What Meyer v. Uber Technologies means for the mobile app industry, consumers are agreeing to those lengthy terms and conditions, whether they've read them or not

This month saw the US Court of Appeals made a landmark decision in a high-profile case against Uber. The case of Meyer v. Uber Technologies confirmed the application of Californian law following the precedent of previous rulings by the US Court of Appeals for the Ninth Circuit. In essence, Meyer accepted Uber's Ts&Cs, which define an arbitration procedure Meyer did not want to use to mediate a dispute with Uber because the procedure was felt to be one-sided. Meyer denied active acceptance; the court disagreed.

The result: that users are bound by online terms of use if, after being presented with 'reasonably conspicuous notice' of the terms, they voluntarily continue with the transaction by clicking on a 'Register' or another similar button. This act in effect confirms their assent to the terms, whether or not they actually read them.

The decision provides a bit of clarity on situations where courts will enforce terms of use, and has implications for the enforceability of terms of use across all mobile device apps.

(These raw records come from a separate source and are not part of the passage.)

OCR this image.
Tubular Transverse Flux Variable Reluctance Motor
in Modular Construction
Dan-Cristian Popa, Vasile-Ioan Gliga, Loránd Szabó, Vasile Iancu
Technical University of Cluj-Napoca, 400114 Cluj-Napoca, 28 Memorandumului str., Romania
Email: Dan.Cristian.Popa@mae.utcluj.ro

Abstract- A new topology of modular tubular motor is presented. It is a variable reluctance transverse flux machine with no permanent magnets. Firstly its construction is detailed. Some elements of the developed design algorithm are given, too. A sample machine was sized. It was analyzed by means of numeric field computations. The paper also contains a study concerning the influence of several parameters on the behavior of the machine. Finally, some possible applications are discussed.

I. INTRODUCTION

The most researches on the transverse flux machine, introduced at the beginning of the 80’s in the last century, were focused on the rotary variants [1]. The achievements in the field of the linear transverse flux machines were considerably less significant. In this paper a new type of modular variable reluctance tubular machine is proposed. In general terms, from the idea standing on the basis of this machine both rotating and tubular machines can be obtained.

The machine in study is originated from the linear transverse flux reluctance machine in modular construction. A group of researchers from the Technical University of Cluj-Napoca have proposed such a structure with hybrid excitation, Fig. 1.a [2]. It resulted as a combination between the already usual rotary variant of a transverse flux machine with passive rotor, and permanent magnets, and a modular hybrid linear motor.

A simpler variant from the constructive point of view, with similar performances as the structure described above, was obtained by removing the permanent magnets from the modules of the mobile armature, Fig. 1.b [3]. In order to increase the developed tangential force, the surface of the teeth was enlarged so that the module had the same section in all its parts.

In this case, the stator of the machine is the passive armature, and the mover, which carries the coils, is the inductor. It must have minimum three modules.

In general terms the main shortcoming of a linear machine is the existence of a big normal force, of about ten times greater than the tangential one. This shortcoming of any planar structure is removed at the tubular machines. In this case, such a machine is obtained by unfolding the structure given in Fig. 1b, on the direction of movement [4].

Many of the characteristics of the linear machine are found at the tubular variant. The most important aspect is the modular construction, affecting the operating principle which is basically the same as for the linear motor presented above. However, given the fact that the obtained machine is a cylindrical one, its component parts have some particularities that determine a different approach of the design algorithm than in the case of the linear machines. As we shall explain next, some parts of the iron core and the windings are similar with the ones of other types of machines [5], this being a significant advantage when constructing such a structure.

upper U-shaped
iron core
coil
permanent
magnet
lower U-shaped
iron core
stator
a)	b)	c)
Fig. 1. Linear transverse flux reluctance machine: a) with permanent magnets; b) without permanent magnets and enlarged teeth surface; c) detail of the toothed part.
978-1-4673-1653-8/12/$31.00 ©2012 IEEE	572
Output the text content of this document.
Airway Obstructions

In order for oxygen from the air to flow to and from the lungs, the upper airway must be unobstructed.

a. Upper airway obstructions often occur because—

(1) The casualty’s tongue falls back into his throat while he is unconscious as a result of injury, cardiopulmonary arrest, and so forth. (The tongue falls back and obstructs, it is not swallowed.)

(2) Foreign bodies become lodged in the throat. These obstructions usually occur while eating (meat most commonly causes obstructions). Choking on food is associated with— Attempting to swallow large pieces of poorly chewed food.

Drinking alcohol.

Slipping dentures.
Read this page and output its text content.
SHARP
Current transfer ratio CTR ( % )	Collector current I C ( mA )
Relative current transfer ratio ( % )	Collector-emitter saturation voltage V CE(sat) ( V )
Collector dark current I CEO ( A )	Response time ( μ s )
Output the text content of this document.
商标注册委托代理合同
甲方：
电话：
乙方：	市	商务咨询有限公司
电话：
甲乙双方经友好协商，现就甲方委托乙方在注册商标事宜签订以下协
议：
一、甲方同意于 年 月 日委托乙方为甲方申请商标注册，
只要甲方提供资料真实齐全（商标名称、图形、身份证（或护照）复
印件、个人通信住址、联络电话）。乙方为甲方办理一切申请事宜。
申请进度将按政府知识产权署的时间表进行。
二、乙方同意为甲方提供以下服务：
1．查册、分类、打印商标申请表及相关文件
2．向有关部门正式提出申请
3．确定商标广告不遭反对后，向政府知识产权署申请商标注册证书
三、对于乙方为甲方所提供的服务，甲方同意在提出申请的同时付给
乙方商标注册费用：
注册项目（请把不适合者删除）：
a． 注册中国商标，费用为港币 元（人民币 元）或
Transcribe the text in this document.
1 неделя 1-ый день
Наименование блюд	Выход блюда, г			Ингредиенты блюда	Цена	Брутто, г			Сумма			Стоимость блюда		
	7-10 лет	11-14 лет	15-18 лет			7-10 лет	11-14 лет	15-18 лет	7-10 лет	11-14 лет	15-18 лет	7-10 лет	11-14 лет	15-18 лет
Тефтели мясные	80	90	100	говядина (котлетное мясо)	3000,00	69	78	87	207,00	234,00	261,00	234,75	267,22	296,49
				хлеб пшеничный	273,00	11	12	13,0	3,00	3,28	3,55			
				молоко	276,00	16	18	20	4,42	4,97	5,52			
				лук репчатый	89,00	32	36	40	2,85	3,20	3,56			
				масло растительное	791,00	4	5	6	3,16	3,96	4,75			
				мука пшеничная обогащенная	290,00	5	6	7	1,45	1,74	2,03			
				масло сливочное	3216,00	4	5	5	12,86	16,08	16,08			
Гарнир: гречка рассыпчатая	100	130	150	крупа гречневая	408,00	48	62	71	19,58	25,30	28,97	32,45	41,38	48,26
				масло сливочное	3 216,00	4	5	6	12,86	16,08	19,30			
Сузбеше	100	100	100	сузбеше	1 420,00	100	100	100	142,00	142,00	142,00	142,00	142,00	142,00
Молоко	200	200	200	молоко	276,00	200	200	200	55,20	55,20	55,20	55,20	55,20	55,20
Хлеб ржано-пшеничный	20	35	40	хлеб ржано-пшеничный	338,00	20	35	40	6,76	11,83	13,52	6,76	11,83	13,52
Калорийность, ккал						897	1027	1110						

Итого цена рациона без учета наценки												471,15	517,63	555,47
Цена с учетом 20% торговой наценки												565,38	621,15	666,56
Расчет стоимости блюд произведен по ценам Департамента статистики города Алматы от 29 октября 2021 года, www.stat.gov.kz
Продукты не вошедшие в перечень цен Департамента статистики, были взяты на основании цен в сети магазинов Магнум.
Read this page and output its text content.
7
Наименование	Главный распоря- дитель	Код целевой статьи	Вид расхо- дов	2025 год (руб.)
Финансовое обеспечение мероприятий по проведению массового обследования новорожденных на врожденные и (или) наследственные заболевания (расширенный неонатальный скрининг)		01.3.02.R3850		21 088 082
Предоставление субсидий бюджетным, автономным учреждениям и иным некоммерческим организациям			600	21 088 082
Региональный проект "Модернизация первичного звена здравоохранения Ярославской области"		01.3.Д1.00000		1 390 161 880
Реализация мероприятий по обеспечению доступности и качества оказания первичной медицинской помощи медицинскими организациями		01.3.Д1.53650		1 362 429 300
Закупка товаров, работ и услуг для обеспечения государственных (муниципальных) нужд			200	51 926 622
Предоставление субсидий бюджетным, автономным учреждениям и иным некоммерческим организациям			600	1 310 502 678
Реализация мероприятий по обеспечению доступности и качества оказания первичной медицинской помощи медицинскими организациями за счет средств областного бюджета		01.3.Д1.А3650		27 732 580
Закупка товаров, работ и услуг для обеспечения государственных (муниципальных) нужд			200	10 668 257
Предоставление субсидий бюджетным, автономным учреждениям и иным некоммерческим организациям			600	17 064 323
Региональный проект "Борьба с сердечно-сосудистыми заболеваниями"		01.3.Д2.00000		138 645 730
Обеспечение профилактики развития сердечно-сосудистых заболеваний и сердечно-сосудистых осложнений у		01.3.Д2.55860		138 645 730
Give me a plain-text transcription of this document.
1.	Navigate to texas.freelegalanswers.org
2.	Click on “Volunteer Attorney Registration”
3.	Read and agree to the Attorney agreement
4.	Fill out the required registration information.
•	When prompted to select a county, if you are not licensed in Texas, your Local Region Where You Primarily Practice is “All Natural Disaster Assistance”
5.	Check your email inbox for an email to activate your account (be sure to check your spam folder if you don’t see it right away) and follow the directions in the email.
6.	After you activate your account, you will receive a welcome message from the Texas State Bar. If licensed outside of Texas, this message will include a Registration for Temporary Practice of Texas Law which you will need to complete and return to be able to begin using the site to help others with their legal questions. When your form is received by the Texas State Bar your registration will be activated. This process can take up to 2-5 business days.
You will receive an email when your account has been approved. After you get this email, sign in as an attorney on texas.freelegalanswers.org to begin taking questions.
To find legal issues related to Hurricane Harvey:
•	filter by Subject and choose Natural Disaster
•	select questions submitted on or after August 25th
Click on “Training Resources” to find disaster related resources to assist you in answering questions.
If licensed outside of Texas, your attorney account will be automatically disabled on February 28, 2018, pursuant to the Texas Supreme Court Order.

There has been much confusion around the circumstances in which courts will enforce terms of use in the mobile app environment. It is for the most part this uncertainty which has generated large numbers of high-profile cases against Uber Technologies as well as other mobile app providers.

Despite a plethora of cases that enforce these terms, it seems many courts remain sceptical of consumer and employee agreements that they view as 'one-sided', especially as many users will, by their own admission, not have read them.

This is not the first time Uber has faced challenges to arbitration provision. It has, for example, been obliged to reach legal agreements with its own drivers before. Furthermore, in the case of Metter v. Uber Technologies, Inc, the Northern District of California denied Uber's motion to compel arbitration on the basis that their user was 'without inquiry notice of Uber's terms of service and without understanding that registering is a manifestation of assent to those terms.'

The big take-away from this case is the need for corporate change: it is essential that companies with consumer-facing products ensure that their methods of assent comply with best practices in this rapidly evolving area of the law.

Meanwhile, companies with arbitration clauses applicable to Californian consumers should review their arbitration provisions immediately and consider whether changes to their terms may be required.

More importantly for consumers, you can't assume that a court will back you in rejecting unreasonable terms of use on an app, just because you didn't read them and now discover that you don't like them.